Tout d'abord, ce dispositif peut conduire à interdire à un responsable public d'exercer une activité qui ne pose aucune difficulté au plan déontologique au seul motif que celui-ci, parfois plusieurs années auparavant, a signé un acte au bénéfice d'une entreprise, même dans l'hypothèse où il se trouvait en situation de compétences liées et n'avait donc aucune marge d'appréciation sur l'opportunité de cet acte. Selon la jurisprudence établie, le délit s'applique uniquement si un acte juridique pris au bénéfice de l'entreprise dans laquelle l'intéressé va exercer son activité peut être identifié. Un responsable public qui serait intervenu de manière déterminante au bénéfice d'une entreprise et qui l'a ensuite rejoint ne commet pas ainsi ce délit dès lors qu'il ne dispose pas lui-même de prérogatives juridiques à l'égard de cette entreprise et n'a pas directement conseillé la personne qui détient ces prérogatives. Cette jurisprudence rend par exemple le délit quasiment inapplicable aux conseillers ministériels, comme l'a illustré une affaire célèbre il y a quelques mois.

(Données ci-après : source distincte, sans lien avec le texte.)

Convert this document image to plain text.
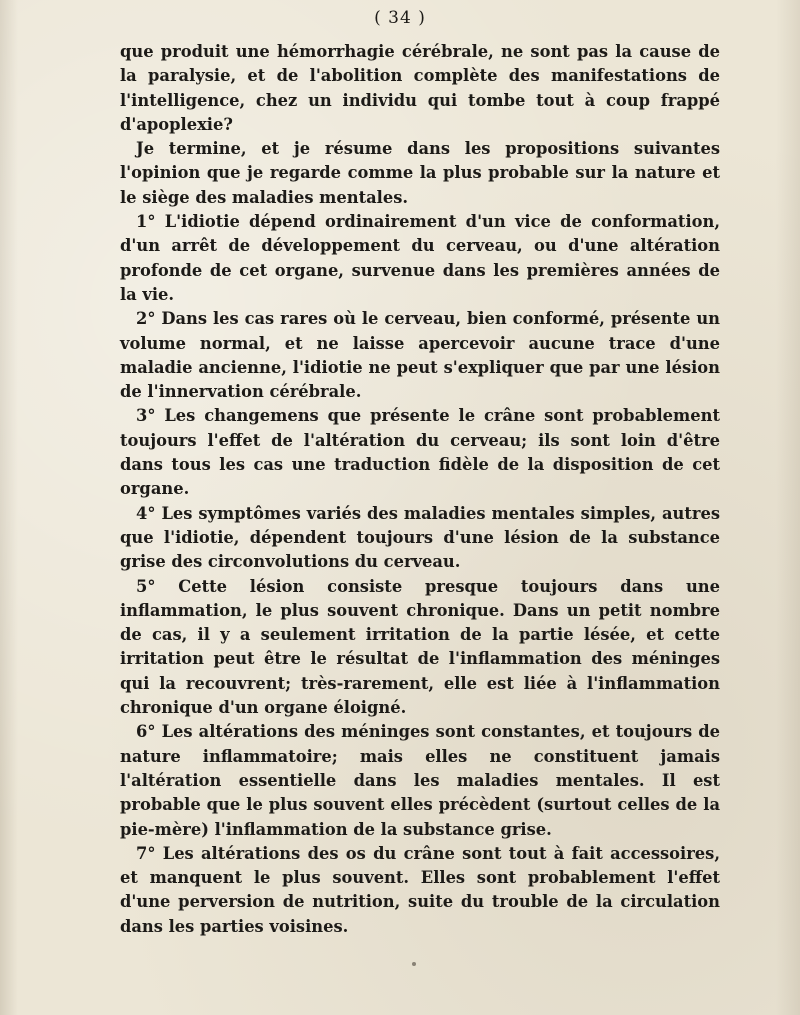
( 34 )

que produit une hémorrhagie cérébrale, ne sont pas la cause de la paralysie, et de l'abolition complète des manifestations de l'intelligence, chez un individu qui tombe tout à coup frappé d'apoplexie?

Je termine, et je résume dans les propositions suivantes l'opinion que je regarde comme la plus probable sur la nature et le siège des maladies mentales.

1° L'idiotie dépend ordinairement d'un vice de conformation, d'un arrêt de développement du cerveau, ou d'une altération profonde de cet organe, survenue dans les premières années de la vie.

2° Dans les cas rares où le cerveau, bien conformé, présente un volume normal, et ne laisse apercevoir aucune trace d'une maladie ancienne, l'idiotie ne peut s'expliquer que par une lésion de l'innervation cérébrale.

3° Les changemens que présente le crâne sont probablement toujours l'effet de l'altération du cerveau; ils sont loin d'être dans tous les cas une traduction fidèle de la disposition de cet organe.

4° Les symptômes variés des maladies mentales simples, autres que l'idiotie, dépendent toujours d'une lésion de la substance grise des circonvolutions du cerveau.

5° Cette lésion consiste presque toujours dans une inflammation, le plus souvent chronique. Dans un petit nombre de cas, il y a seulement irritation de la partie lésée, et cette irritation peut être le résultat de l'inflammation des méninges qui la recouvrent; très-rarement, elle est liée à l'inflammation chronique d'un organe éloigné.

6° Les altérations des méninges sont constantes, et toujours de nature inflammatoire; mais elles ne constituent jamais l'altération essentielle dans les maladies mentales. Il est probable que le plus souvent elles précèdent (surtout celles de la pie-mère) l'inflammation de la substance grise.

7° Les altérations des os du crâne sont tout à fait accessoires, et manquent le plus souvent. Elles sont probablement l'effet d'une perversion de nutrition, suite du trouble de la circulation dans les parties voisines.
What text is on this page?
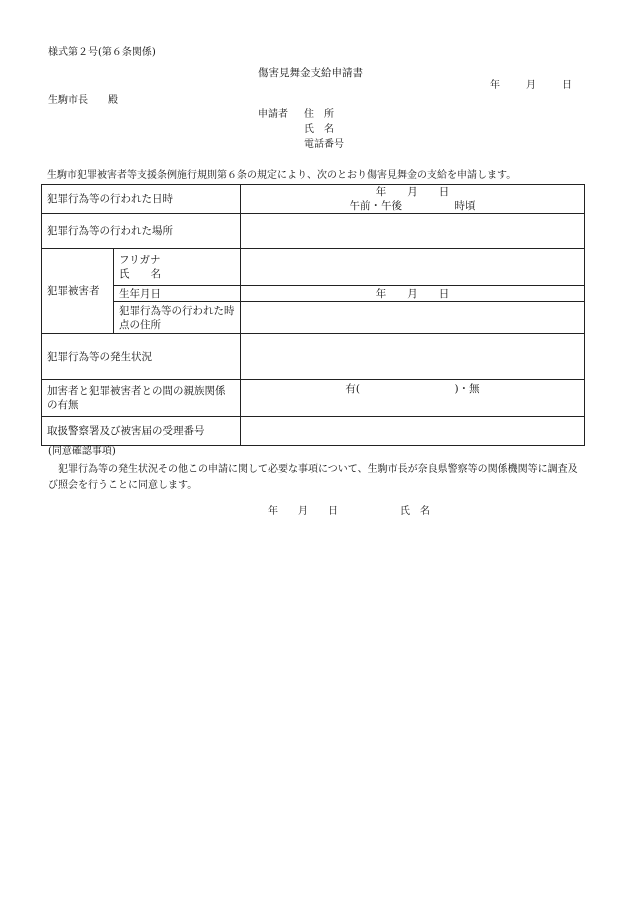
様式第２号(第６条関係)
傷害見舞金支給申請書
年	月	日
生駒市長　　殿
申請者 住　所
氏　名
電話番号
生駒市犯罪被害者等支援条例施行規則第６条の規定により、次のとおり傷害見舞金の支給を申請します。
犯罪行為等の行われた日時		年　　月　　日
午前・午後　　　　　時頃

犯罪行為等の行われた場所		
犯罪被害者	フリガナ
氏　　名	

	生年月日	年　　月　　日
	犯罪行為等の行われた時点の住所	
犯罪行為等の発生状況		
加害者と犯罪被害者との間の親族関係の有無		有(　　　　　　　　　)・無
取扱警察署及び被害届の受理番号		
(同意確認事項)
　犯罪行為等の発生状況その他この申請に関して必要な事項について、生駒市長が奈良県警察等の関係機関等に調査及び照会を行うことに同意します。
年　　月　　日	氏　名
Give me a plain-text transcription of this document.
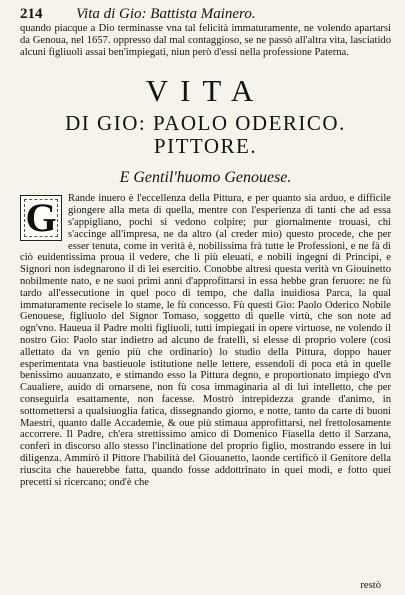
214	Vita di Gio: Battista Mainero.

quando piacque a Dio terminasse vna tal felicità immaturamente, ne volendo apartarsi da Genoua, nel 1657. oppresso dal mal contaggioso, se ne passò all'altra vita, lasciatido alcuni figliuoli assai ben'impiegati, niun però d'essi nella professione Paterna.

VITA
DI GIO: PAOLO ODERICO.
PITTORE.
E Gentil'huomo Genouese.
G	Rande inuero è l'eccellenza della Pittura, e per quanto sia arduo, e difficile giongere alla meta di quella, mentre con l'esperienza di tanti che ad essa s'appigliano, pochi si vedono colpire; pur giornalmente trouasi, chi s'accinge all'impresa, ne da altro (al creder mio) questo procede, che per esser tenuta, come in verità è, nobilissima frà tutte le Professioni, e ne fà di ciò euidentissima proua il vedere, che li più eleuati, e nobili ingegni di Principi, e Signori non isdegnarono il di lei esercitio. Conobbe altresì questa verità vn Giouinetto nobilmente nato, e ne suoi primi anni d'approfittarsi in essa hebbe gran feruore: ne fù tardo all'essecutione in quel poco di tempo, che dalla inuidiosa Parca, la qual immaturamente recisele lo stame, le fù concesso. Fù questi Gio: Paolo Oderico Nobile Genouese, figliuolo del Signor Tomaso, soggetto di quelle virtù, che son note ad ogn'vno. Haueua il Padre molti figliuoli, tutti impiegati in opere virtuose, ne volendo il nostro Gio: Paolo star indietro ad alcuno de fratelli, si elesse di proprio volere (così allettato da vn genio più che ordinario) lo studio della Pittura, doppo hauer esperimentata vna bastieuole istitutione nelle lettere, essendoli di poca età in quelle benissimo auuanzato, e stimando esso la Pittura degno, e proportionato impiego d'vn Caualiere, auido di ornarsene, non fù cosa immaginaria al di lui intelletto, che per conseguirla esattamente, non facesse. Mostrò intrepidezza grande d'animo, in sottomettersi a qualsiuoglia fatica, dissegnando giorno, e notte, tanto da carte di buoni Maestri, quanto dalle Accademie, & oue più stimaua approfittarsi, nel frettolosamente accorrere. Il Padre, ch'era strettissimo amico di Domenico Fiasella detto il Sarzana, conferì in discorso allo stesso l'inclinatione del proprio figlio, mostrando essere in lui diligenza. Ammirò il Pittore l'habilità del Giouanetto, laonde certificò il Genitore della riuscita che hauerebbe fatta, quando fosse addottrinato in quei modi, e fotto quei precetti si ricercano; ond'è che

restò
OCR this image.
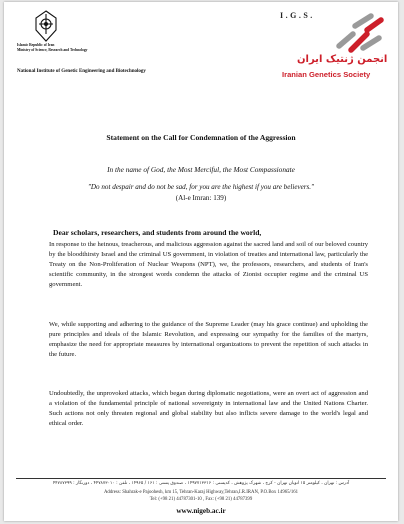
Islamic Republic of Iran
Ministry of Science, Research and Technology
National Institute of Genetic Engineering and Biotechnology
I.G.S.
انجمن ژنتیک ایران
Iranian Genetics Society
Statement on the Call for Condemnation of the Aggression
In the name of God, the Most Merciful, the Most Compassionate
"Do not despair and do not be sad, for you are the highest if you are believers."
(Al-e Imran: 139)
Dear scholars, researchers, and students from around the world,

In response to the heinous, treacherous, and malicious aggression against the sacred land and soil of our beloved country by the bloodthirsty Israel and the criminal US government, in violation of treaties and international law, particularly the Treaty on the Non-Proliferation of Nuclear Weapons (NPT), we, the professors, researchers, and students of Iran's scientific community, in the strongest words condemn the attacks of Zionist occupier regime and the criminal US government.

We, while supporting and adhering to the guidance of the Supreme Leader (may his grace continue) and upholding the pure principles and ideals of the Islamic Revolution, and expressing our sympathy for the families of the martyrs, emphasize the need for appropriate measures by international organizations to prevent the repetition of such attacks in the future.

Undoubtedly, the unprovoked attacks, which began during diplomatic negotiations, were an overt act of aggression and a violation of the fundamental principle of national sovereignty in international law and the United Nations Charter. Such actions not only threaten regional and global stability but also inflicts severe damage to the world's legal and ethical order.

آدرس : تهران ، کیلومتر ۱۵ اتوبان تهران - کرج ، شهرک پژوهش ، کدپستی : ۱۴۹۷۷۱۳۳۱۶ ، صندوق پستی : ۱۶۱ / ۱۴۹۶۵ ، تلفن : ۴۴۷۸۷۳۰۱۰ ، دورنگار : ۴۴۷۸۷۳۹۹
Address: Shahrak-e Pajoohesh, km 15, Tehran-Karaj Highway,Tehran,I.R.IRAN, P.O.Box 14965/161
Tel: (+98 21) 44787301-10 , Fax: (+98 21) 44787399
www.nigeb.ac.ir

Il m'apparaît que l'appréciation de la situation d'un agent public qui souhaite exercer une activité privée nécessite une approche concrète afin de déterminer s'il existe une situation de conflit d'intérêts ou un risque de nature déontologique. C'est la raison pour laquelle les départs dans le secteur privé sont soumis au contrôle préalable d'une autorité administrative - commission de déontologie ou HATVP - chargée, sous le contrôle d'un juge, de les refuser dans les cas les plus problématiques et de formuler des réserves dans les autres cas.
Toutefois, le fait de ne pas saisir l'une de ces autorités ou de ne pas respecter l'avis qu'elles émettent ne fait actuellement l'objet, en tant que tel, d'aucune sanction. Dans ces conditions, le délit prévu à l'article 432-13 du code pénal ne paraît pas adapté à la réalité du contrôle opéré sur la situation des responsables publics, qui rejoignent le secteur privé. Il me semble que ce qui devrait être véritablement sanctionné, c'est l'absence de saisine de l'autorité de contrôle, qu'il s'agisse de la HATVP ou de la commission, ou la méconnaissance des réserves prononcées.
Voilà les remarques que je souhaitais apporter. Je vous remercie de votre attention et suis bien entendu à votre disposition pour un échange que j'espère large et fructueux.